The revision basically does away with visual only document inspection at the higher levels, Grassi says. “If you can’t do machine-based checks you need to incorporate addition validation and verification steps,” he explains.
One of the more controversial revisions may be the addition of virtual in-person identity proofing as an equivalent to traditional in-person proofing for the highest level of identity assurance, Grassi says. The requirements for this will be stringent. “It’s not meant to be for me sitting in my home office but instead sitting in front of specialized, hardened equipment like a kiosk,” he explains.
There are also changes to the oft-maligned knowledge-based authentication (KBA) – which NIST now calls knowledge-based verification (KBV). The last version of 800-63 did not allow KBV but the latest draft hones the requirements of how it can be used. “Rather than pretend it doesn’t exist, we provide careful requirements for its acceptable purpose and use,” Grassi explains. “The mechanism can be used as a starting point in resolving identity, but there are stringent requirements to use KBV as a way to verify identity.”
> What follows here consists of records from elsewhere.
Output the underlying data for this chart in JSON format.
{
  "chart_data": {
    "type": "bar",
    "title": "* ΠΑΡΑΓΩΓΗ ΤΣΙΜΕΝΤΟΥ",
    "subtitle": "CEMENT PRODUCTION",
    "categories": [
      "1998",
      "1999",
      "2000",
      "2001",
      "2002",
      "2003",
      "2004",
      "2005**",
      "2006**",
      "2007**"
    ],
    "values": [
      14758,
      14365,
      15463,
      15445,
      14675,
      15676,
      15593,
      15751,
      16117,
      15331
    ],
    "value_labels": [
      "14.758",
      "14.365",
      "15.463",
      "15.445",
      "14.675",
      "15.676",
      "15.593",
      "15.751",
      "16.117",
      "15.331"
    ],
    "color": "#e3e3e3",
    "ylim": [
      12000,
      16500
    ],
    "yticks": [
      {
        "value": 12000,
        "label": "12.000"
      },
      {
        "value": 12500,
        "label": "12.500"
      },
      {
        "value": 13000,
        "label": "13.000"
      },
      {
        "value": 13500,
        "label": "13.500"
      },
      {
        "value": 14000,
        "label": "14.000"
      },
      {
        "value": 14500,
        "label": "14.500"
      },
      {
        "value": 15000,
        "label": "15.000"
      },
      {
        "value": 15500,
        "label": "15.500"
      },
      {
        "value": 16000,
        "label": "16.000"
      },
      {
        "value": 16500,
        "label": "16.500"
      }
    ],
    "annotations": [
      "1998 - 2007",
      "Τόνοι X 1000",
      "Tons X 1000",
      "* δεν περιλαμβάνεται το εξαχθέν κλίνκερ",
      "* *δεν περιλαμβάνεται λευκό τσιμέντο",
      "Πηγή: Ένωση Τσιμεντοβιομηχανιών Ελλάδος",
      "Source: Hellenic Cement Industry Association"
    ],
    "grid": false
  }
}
Also, the draft attempts to specify acceptable data sources that can be the source for KBV. “KBV has never been based on secrets, and currently is rarely based on private data. We’re trying to hone acceptable, limited use of KBV to that which uses the most non-publicly data as possible,” Grassi says.
NIST kills the token
The revised draft also does away with the word “token,” instead opting for authenticator, Grassi says. There has been some overlap and confusion with some of the security APIs when it came to the phrasing, so it was easier to get rid of it altogether.
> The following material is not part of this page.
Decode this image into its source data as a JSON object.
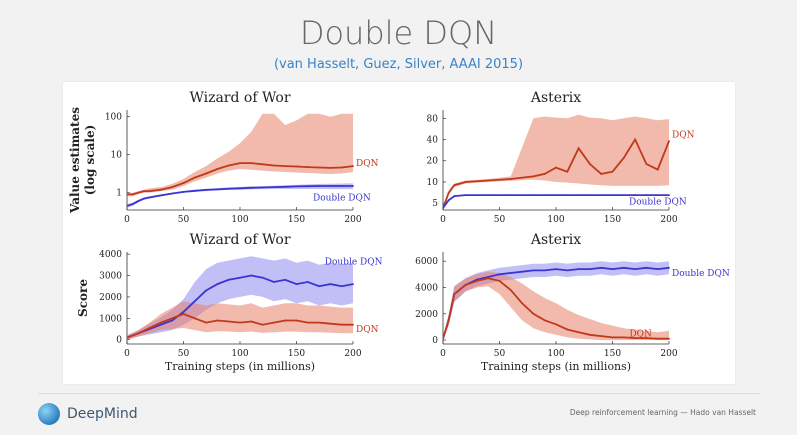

While everyone might want to kill the password, the revision doesn’t do away with them, rather it updates the requirements for passwords based on modern research and best practices.
The new requirement is a password with a minimum of eight characters, regardless of the assurance level – but we encourage the use of 64-character passwords that allow a complete set of characters, with no composition rules and expiration, Grassi says. This would make passphrases possible, such as “NIST is making many changes to 800-63.”
Making users change their password after a set period of time has little security advantage and significant usability challenges, which could lead to unintended vulnerabilities, he adds.
The revision is also deprecating SMS one-time passcodes as an authenticator, Grassi says. “They remain allowed but we are sending a strong signal that we hope agencies will transition to other techniques rather than depend on SMS, with an expectation that it will be removed in a future version.”
Man-in-the-middle attacks and other hacks have found these systems vulnerable so NIST is recommending that agencies start investigating other authenticators. App-based OTPs, however, such as Google Authenticator, would be enabled with the revision as well as others. NIST has also expanded the scope for biometrics while specifying security and performance requirements, which in the past have been omitted.
These updates — both to the process for reviewing documents and to the content itself — are intended to reflect NIST’s commitment to meeting the needs of today’s digital environment, Grassi says.
“It’s cliché to say that technology moves fast, but we face a massive challenge to address evolving technologies and threat environments at a global scale and Internet speed — all without compromising on our responsibility to protect individuals’ security and privacy,” says Grassi. “We rely on the broad identity community to help us create smart, modern and practical guidance, and we hope this approach provides a more nimble way for our stakeholders to do just that.”
The draft special publication is live on GitHub and additional information can be found here and here. As the summer rolls on, it will be interesting to watch the document evolve and change as different aspects are considered.